I’ve had many conversations recently about how this new wave of social sites and tools is having a tremendous impact on the way people interact with the Web. We’re moving from a unidirectional web (listen, watch, read) to a truly multi-directional web (comment, create, share, re-mix). The analogy I use is the arrival of TV in the 1950’s. Many TV shows were structured like theater plays as this was the closest medium people could relate to. Jump forward to 1995 with the first explosion of the Web. Web 1.0 was all about creating content that could be consumed like traditional media (newspapers, magazines, etc.) with minimal interactivity. With the social interactivity of Web 2.0 sites and functions, we’re now going to another level of pervasiveness.

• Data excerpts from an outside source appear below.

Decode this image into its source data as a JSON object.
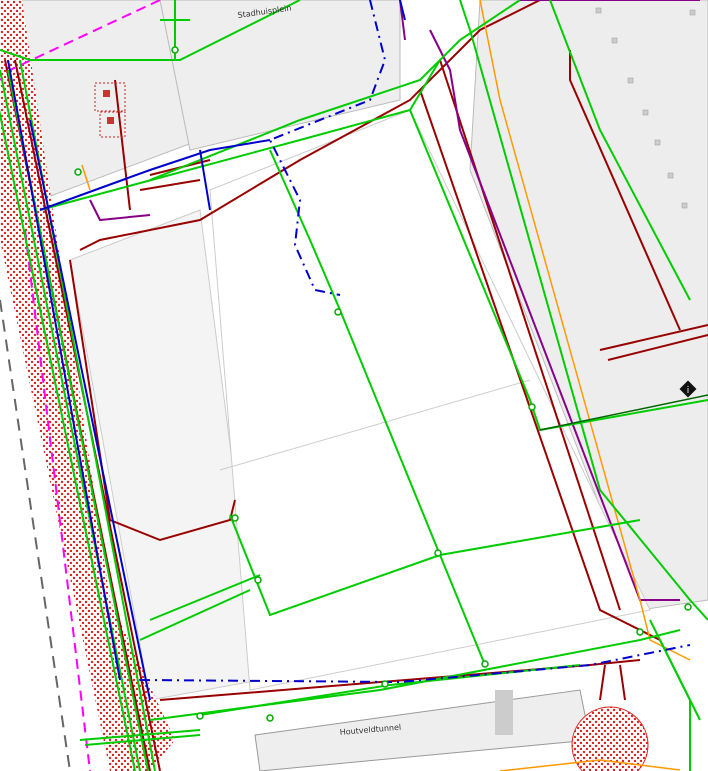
{
  "map": {
    "labels": {
      "stadhuisplein": "Stadhuisplein",
      "houtveldtunnel": "Houtveldtunnel"
    },
    "marker": {
      "symbol": "i"
    },
    "colors": {
      "water": "#00cc00",
      "sewer": "#990000",
      "electric": "#0000cc",
      "telecom": "#880088",
      "gas": "#ff9900",
      "boundary": "#ff00ff",
      "hatch": "#dd2222",
      "building": "#eeeeee",
      "street": "#f4f4f4",
      "marker": "#111111"
    }
  }
}
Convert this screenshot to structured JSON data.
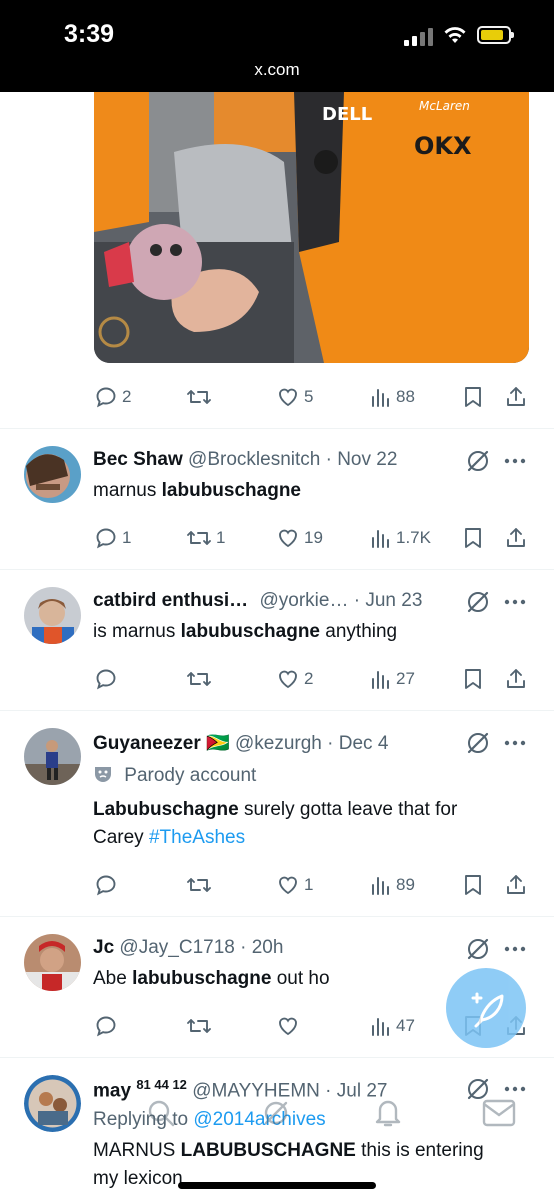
{
  "status": {
    "time": "3:39",
    "url": "x.com"
  },
  "top_post": {
    "replies": "2",
    "reposts": "",
    "likes": "5",
    "views": "88"
  },
  "tweets": [
    {
      "name": "Bec Shaw",
      "handle": "@Brocklesnitch",
      "date": "· Nov 22",
      "text": [
        {
          "t": "marnus "
        },
        {
          "t": "labubuschagne",
          "b": true
        }
      ],
      "replies": "1",
      "reposts": "1",
      "likes": "19",
      "views": "1.7K"
    },
    {
      "name": "catbird enthusi…",
      "handle": "@yorkie…",
      "date": "· Jun 23",
      "text": [
        {
          "t": "is marnus "
        },
        {
          "t": "labubuschagne",
          "b": true
        },
        {
          "t": " anything"
        }
      ],
      "replies": "",
      "reposts": "",
      "likes": "2",
      "views": "27"
    },
    {
      "name": "Guyaneezer",
      "flag": "🇬🇾",
      "handle": "@kezurgh",
      "date": "· Dec 4",
      "parody": "Parody account",
      "text_line1": "surely gotta leave that for",
      "text_bold": "Labubuschagne",
      "text_line2": "Carey",
      "hashtag": "#TheAshes",
      "replies": "",
      "reposts": "",
      "likes": "1",
      "views": "89"
    },
    {
      "name": "Jc",
      "handle": "@Jay_C1718",
      "date": "· 20h",
      "text": [
        {
          "t": "Abe "
        },
        {
          "t": "labubuschagne",
          "b": true
        },
        {
          "t": " out ho"
        }
      ],
      "replies": "",
      "reposts": "",
      "likes": "",
      "views": "47"
    },
    {
      "name": "may",
      "superscript": "81 44 12",
      "handle": "@MAYYHEMN",
      "date": "· Jul 27",
      "replying_prefix": "Replying to",
      "replying_to": "@2014archives",
      "text_bold": "LABUBUSCHAGNE",
      "text_pre": "MARNUS ",
      "text_rest": " this is entering",
      "text_line2": "my lexicon"
    }
  ],
  "icons": {
    "reply": "reply-icon",
    "repost": "repost-icon",
    "like": "heart-icon",
    "views": "views-icon",
    "bookmark": "bookmark-icon",
    "share": "share-icon",
    "grok": "grok-icon",
    "more": "more-icon",
    "compose": "compose-icon"
  },
  "colors": {
    "accent": "#1d9bf0",
    "secondary_text": "#536471",
    "fab": "#7cc4f5",
    "battery": "#f5d90a"
  }
}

No surprise there. A lot of people have been saying that. But my new theory is that most people over 30 do not completely get it (disclosure: I’m over 30…). If you were born after 1980, you grew up with the Web. You’re expecting different features and functionalities in a Web site than people who discovered the Web when it first came about. Interactivity is one of them. You want to be able to influence, modify, erase, re-mix or be recognized for your contributions.
What it means: Web usage research and data for teens and tweens is key. I think we underestimate the way this generation will influence the way we consume online media (and media in general) and some people might be caught by surprise.
Sylvain adds : on this subject, I recommend a reading Mark Prensky’s Digital Natives, Digital Immigrants as good background material to understand the “digital fracture” between the generations. Googling for the title gives some PDF sample chapters… Note that it was written in 2001, that’s insight!